Analogy: after The Merge update in Ethereum (2022), a portion of fees (base fee) began to be burned. During periods of high activity, the network burns more ETH than it issues—the token becomes deflationary (supply decreases). Gonka applies a similar principle: with growing AI usage, fee burning can exceed issuance, creating sustained deflationary pressure.
How this differs from most cryptocurrencies: meme coins and many DeFi tokens lack a mechanism linking usage to supply reduction. GNK is a rare case where utilitarian demand (payment for AI requests) + burning mechanism + limited emission create a fundamental economic model, not a speculative one.
For comparison: Bitcoin does not have a burning mechanism—its deflation is based only on limited emission (21M) and halving every 4 years. GNK combines both mechanisms: limited emission (1B) AND active burning with every transaction. With growing AI network usage, this creates dual pressure for price growth: increasing demand + decreasing supply.
Current economics
Current project metrics (March 2026):
- GNK Price: ~$0.54–0.68 (SafeTrade, HEX OTC). No listings on major CEX (Binance, Coinbase) yet—TGE and tier-1 listings are on the roadmap.

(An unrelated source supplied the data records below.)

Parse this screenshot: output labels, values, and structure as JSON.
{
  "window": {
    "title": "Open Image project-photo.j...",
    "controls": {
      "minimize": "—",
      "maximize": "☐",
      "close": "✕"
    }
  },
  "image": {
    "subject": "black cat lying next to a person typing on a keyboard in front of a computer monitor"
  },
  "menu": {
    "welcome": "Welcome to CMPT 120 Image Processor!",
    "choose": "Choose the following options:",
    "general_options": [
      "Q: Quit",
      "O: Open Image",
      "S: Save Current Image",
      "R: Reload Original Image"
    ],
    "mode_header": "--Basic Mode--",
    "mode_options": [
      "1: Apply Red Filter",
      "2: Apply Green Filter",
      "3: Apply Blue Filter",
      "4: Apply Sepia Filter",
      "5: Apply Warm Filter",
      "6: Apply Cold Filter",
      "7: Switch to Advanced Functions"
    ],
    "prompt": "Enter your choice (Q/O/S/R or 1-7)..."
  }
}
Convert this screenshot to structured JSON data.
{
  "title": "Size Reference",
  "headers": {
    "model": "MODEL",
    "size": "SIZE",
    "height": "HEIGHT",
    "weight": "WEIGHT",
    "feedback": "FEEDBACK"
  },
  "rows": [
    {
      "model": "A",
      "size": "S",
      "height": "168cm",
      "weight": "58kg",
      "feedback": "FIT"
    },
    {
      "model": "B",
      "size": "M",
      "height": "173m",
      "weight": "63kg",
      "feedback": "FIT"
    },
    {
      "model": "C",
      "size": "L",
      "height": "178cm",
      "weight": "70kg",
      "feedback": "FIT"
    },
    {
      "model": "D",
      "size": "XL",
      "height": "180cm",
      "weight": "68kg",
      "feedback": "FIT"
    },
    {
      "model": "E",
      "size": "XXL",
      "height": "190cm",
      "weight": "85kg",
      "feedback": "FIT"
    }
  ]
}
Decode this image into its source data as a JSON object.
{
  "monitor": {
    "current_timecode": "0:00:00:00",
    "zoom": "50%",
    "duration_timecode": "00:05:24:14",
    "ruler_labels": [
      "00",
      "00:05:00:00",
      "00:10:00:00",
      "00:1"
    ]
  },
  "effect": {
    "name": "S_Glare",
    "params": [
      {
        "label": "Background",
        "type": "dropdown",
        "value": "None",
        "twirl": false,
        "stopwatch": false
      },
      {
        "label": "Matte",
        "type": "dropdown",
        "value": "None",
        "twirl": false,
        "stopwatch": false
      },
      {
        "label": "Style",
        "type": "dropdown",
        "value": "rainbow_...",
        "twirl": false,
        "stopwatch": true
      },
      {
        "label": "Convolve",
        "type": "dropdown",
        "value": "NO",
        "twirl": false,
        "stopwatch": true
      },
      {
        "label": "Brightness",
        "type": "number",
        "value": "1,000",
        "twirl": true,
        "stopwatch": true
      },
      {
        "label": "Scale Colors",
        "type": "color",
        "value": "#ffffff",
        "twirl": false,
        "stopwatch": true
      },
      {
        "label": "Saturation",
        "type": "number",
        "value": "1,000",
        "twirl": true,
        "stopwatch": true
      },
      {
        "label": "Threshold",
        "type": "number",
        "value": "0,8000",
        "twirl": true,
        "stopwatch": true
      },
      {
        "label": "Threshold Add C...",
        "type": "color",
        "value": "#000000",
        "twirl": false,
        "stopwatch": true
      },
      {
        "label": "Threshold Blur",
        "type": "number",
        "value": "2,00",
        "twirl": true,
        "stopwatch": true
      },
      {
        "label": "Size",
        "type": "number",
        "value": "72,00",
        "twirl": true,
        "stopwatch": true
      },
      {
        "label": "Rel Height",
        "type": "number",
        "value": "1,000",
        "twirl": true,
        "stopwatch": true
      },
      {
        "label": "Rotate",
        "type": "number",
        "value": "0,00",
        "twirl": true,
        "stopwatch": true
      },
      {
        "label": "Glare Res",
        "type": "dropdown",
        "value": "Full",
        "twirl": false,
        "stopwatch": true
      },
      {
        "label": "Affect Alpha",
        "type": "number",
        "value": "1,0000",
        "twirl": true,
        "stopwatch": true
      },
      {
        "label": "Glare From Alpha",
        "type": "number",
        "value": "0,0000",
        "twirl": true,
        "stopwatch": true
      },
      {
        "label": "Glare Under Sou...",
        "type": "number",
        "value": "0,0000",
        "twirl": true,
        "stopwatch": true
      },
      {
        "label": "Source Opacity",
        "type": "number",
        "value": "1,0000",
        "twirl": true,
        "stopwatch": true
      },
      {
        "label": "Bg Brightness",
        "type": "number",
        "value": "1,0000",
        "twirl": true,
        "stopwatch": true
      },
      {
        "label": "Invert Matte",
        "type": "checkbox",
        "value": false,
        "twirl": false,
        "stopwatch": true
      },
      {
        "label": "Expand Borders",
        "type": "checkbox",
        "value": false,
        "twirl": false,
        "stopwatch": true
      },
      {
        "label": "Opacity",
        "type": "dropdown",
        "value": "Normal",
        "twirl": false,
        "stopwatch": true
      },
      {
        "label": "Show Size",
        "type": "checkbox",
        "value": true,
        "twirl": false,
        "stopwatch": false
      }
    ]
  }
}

- Network: ~4,648 GPUs, ~113 participants, ~582 ML-nodes.
- Inference cost: ~$0.0009 per million tokens. Comparison: OpenAI GPT — $2.50–15/1M (~2,800 times more expensive).
- Investments: ~$80M from Coatue, Bitfury ($50M Series B), Slow Ventures, K5, Insight Partners, Benchmark.
- Audit: CertiK — a leading company in Web3 security.
- Code: open-source on GitHub (github.com/gonka-ai/gonka).
- Mainnet: launched in August 2025.
Prospects: TGE + tier-1 CEX listings are on the horizon. Governments (Uzbekistan, Bhutan) are considering integrating state Data Centers. The AI computing market is growing by 30%+ per year. The roadmap includes one-click mining (Q1–Q2 2026), Confidential Computing (Q2–Q3 2026).
Disclaimer: nothing in this article constitutes financial advice. The price of GNK can both rise and fall. Invest only disposable funds.
Investor Context: GNK is at an early stage, similar to ETH in 2016–2017 or SOL in 2020–2021. The project has a working product, serious investors, and a growing network—but is not yet traded on major exchanges. Historically, such projects have shown the greatest growth upon listing on tier-1 CEX. However: past results do not guarantee future ones. This is an early stage with corresponding risks.
For comparison with similar projects: Bittensor (TAO) — $2 billion market cap, but 60% of rewards go to stakers, not computators. Render (RNDR) — billions in market cap, but tied to the 3D rendering market, not AI. GNK is still at an early stage, but linked to the fastest-growing segment—AI inference.